И вот вешают пастухи в горных кишлаках переснятые фотографии, купленные втридорога, вешают продавцы в сельмагах. Вешают даже представители репрессированных, безжалостно раздавленных наций – балкарцы, карачаевцы, чеченцы… Вечная история, старая, как мир. А что, гран Наполеон был меньшая сука? И если юный Лермонтов оплакивает рухнувшего кумира, что ж тогда говорить о грузинском торговце, таджикском пастухе или бедном командарме. Командарм помнит, что с этим именем на устах он одержал все свои интендантские победы в суровые годы войны…
– Но я вам, между прочим, скажу, – вдохновленный мечтательным вниманием Тоскина, начальник склонился к нему через стол, – я вам скажу, жене моей, Зинаиде, скоро пятьдесят шесть, а она не хуже, нет, поверьте моему слову, и тело у нее не хуже…
Тоскину не о чем было больше просить судьбу. Он проник в святая святых, в семейный альков командарма, он был выделен, отмечен и приближен. Он был удостоен и обласкан. Он мог теперь почивать в берлоге. Он благодарил за угощение. Он прощался.
– Ты заходи, Кстатин Матвеич, – звал его добрый командарм, – ты мужик простой. Как всякий настоящий ученый. Вот у нас замполит был – две академии кончил, а тоже простой…
Тоскин гордо шел назад, увенчанный академическими лаврами, однако, увидев издали Славу, он вспомнил армейскую мудрость о том, что большой начальник еще не может гарантировать тебе полной безопасности, так что он обошел краем лагеря и благополучно добрался до своего логова, где укрылся под сенью Дзержинского и Достоевского. Он мог отдаться любимому делу. И любимому безделью. Больше отдаться было нечему. Честно говоря, безвыходность ситуации несколько томила его. Томил наступивший вечер. Томила утрата дня, бесперспективность ночи… В этот момент он услышал голос Веры Чуркиной:
– Ребята! Вы что, отбой не слышали? Вас что, не касается?

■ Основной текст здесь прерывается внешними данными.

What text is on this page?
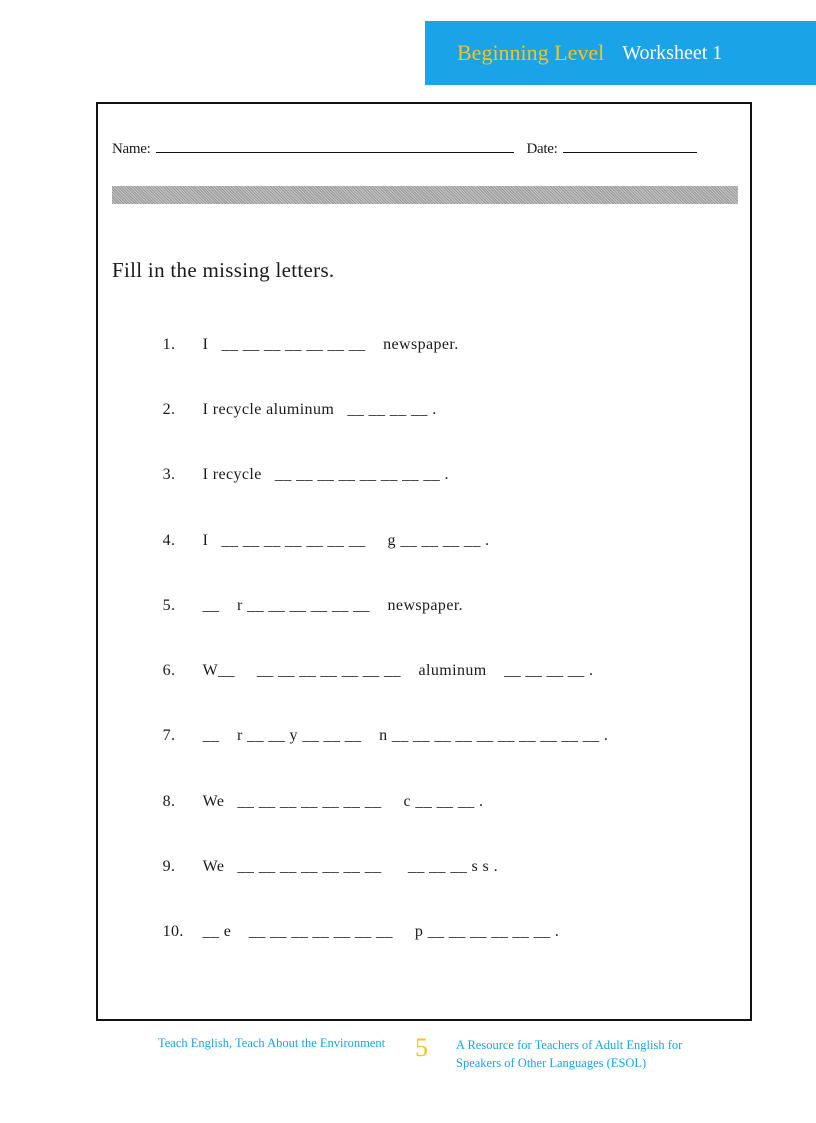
Beginning Level Worksheet 1
Name:	Date:
Fill in the missing letters.

1. I   __ __ __ __ __ __ __    newspaper.

2. I recycle aluminum   __ __ __ __ .

3. I recycle   __ __ __ __ __ __ __ __ .

4. I   __ __ __ __ __ __ __     g __ __ __ __ .

5. __    r __ __ __ __ __ __    newspaper.

6. W__     __ __ __ __ __ __ __    aluminum    __ __ __ __ .

7. __    r __ __ y __ __ __    n __ __ __ __ __ __ __ __ __ __ .

8. We   __ __ __ __ __ __ __     c __ __ __ .

9. We   __ __ __ __ __ __ __      __ __ __ s s .

10. __ e    __ __ __ __ __ __ __     p __ __ __ __ __ __ .

Teach English, Teach About the Environment 5 A Resource for Teachers of Adult English for
Speakers of Other Languages (ESOL)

И лексика, и синтаксис ее речи противоречили безвольной мягкости ее голоса, ее тону, ее вялому безразличию. Где же ей было справиться с этими дьяволятами? Тоскин встал, натянул брюки.
«Обрати внимание, – говорил он себе при этом. – Никто сейчас не мешает твоей литературной работе, никто не отвлекает тебя…»
«Неправда, – сказал внутренний голос Тоскина, – дьявол отвлекает меня. И ясно, к чему он клонит. А если ему не подчиниться, он к ночи еще не такое учинит».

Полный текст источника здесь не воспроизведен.